A platform team we worked with already ran Kubernetes in production and had Argo CD working in dev. That changed on the first push toward an isolated production zone: CI-built images could not be pulled where the cluster lived, and sync jobs failed in ways the dashboard did not make obvious.
Agree on zones before picking tools
Before writing Application manifests, we traced the artifact path: where CI pushes images, which mirror staging reads, and what must never leave the production zone. Three boxes on a whiteboard—build, staging, production—saved a week of rework. If a hop needs outbound internet, the problem is topology, not your GitOps controller.
Registry mirrors that stay in sync (even air-gapped)
Harbor replication failed quietly when upstream tags were overwritten. We switched to immutable tags per build, added a nightly digest-count check, and alert on Prometheus when replication lags past 15 minutes. “It worked yesterday” no longer meant prod had the same image staging tested.

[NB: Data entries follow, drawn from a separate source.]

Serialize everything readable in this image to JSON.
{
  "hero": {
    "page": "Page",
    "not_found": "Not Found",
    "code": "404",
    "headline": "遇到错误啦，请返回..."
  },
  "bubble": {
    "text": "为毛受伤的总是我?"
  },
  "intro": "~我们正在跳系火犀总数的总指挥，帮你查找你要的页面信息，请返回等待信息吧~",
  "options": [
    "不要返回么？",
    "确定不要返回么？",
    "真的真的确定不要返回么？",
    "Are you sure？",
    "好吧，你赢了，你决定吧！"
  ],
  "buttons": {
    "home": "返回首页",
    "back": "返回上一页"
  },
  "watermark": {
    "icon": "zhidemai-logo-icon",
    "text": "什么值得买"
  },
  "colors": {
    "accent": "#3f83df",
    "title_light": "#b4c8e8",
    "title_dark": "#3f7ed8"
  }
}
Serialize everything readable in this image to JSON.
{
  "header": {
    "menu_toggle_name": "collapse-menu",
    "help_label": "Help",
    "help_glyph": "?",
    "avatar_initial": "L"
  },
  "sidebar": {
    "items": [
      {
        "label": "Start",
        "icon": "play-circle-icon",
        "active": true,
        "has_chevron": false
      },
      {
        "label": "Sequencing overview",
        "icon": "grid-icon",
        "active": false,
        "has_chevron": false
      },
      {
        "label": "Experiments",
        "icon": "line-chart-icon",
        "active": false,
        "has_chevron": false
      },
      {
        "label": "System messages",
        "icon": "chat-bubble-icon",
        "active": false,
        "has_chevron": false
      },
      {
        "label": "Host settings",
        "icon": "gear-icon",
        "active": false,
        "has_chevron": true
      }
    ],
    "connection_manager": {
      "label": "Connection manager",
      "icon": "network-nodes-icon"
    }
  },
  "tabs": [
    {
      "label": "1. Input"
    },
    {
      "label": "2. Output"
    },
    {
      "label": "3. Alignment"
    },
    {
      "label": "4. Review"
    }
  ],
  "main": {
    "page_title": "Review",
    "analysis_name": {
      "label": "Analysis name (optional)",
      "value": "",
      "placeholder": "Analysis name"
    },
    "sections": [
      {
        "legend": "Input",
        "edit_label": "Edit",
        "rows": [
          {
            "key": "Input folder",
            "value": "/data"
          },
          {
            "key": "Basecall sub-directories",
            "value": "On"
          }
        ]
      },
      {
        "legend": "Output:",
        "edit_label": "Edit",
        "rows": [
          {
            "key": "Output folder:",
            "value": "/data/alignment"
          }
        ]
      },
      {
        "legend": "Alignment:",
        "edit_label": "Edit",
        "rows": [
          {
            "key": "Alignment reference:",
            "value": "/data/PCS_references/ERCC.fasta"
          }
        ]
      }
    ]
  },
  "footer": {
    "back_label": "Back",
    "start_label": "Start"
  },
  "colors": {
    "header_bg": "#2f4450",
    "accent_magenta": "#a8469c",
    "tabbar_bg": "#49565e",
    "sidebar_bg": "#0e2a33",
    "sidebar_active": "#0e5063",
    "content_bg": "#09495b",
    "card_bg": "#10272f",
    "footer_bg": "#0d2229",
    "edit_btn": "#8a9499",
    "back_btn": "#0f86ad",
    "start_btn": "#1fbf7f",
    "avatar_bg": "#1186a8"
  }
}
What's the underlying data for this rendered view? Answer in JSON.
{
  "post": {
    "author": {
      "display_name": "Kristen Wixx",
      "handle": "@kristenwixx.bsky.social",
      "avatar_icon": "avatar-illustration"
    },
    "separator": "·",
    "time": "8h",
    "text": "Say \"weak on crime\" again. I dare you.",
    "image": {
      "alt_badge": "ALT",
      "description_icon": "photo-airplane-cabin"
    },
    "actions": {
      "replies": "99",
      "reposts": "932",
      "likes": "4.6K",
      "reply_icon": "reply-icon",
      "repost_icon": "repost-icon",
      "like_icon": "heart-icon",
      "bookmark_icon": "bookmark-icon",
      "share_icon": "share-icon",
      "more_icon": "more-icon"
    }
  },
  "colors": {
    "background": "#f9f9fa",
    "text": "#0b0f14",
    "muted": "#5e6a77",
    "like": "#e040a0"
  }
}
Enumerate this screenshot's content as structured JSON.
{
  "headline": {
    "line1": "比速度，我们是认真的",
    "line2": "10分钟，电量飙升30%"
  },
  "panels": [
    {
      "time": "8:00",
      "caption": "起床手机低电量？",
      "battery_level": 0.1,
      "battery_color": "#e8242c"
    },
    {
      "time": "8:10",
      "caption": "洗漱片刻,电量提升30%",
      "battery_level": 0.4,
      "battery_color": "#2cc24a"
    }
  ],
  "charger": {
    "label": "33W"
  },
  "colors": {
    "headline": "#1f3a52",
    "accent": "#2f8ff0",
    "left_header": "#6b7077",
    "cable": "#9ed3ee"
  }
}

Runner placement that passes security review
Shared GitLab runners across dev and staging VLANs broke the customer’s change policy. We put runners inside each zone and limited promotion tokens so a staging job cannot deploy to production. Per-zone build caches are slower—but auditable. Shared cross-zone runners are a common audit failure.
Signals we need before calling GitOps production-ready
“Sync healthy” is not enough. We track: merge-to-staging sync time, failed hooks rate, drift count, rollback duration. Argo CD exposes most of this; alerts go to the same on-call rotation that owns the cluster. GitOps is ready when SREs trust the signals—not when the UI is green once.